Highly pretentious diseased areas in plants were observed utilizing the k-mean clustering approach with SVM. The moisture, temperature and humidity parameters of the soil were continuously checked through the hardware components. The Blynk app successfully displayed the alerts for automatic watering of the plants. The detection of plant diseases with desirable accuracy is given in Table 2.

Table 2 Accuracy (in %) of the project for detecting diseases upon various abnormal leaves of plants

A brief comparison of the proposed technique with the existing methods is also summarized in Table 3 below.

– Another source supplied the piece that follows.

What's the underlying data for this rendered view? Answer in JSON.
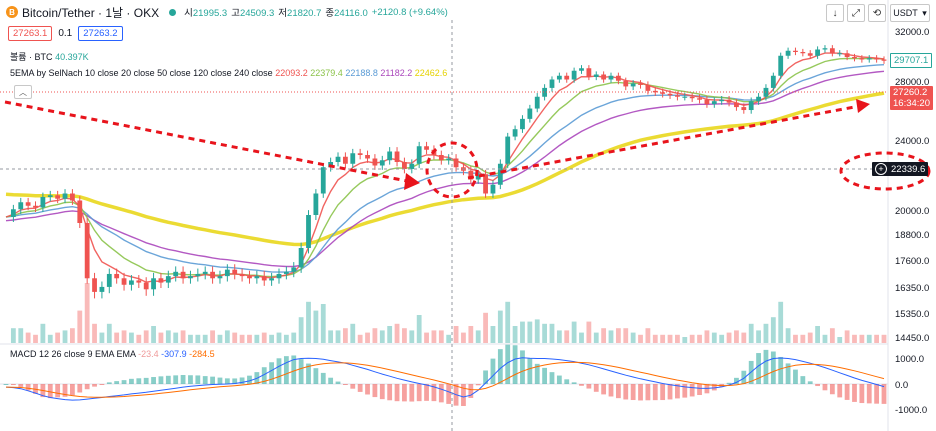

Table 3 Comparison of accuracy (in %) of the proposed technique with the existing techniques

6 Conclusion

A nominal board utilizing sensors for detecting the real-time diseases in plants is introduced in the paper. A majority of common diseases in plants have been detected by the proposed technique with high accuracy. The technique currently limits the results obtained only from a few plants. Also, manual intervention of farmers is necessary for acquiring the images for calculating the detection accuracy.

However, the scope of the utility can be extended to other crops, fruits or vegetables also with the possibility of identification of more diseases utilizing better algorithms. The manual process of capturing the images may also be mechanized to extend the benefits of the proposed solution to a large part of the society and the country.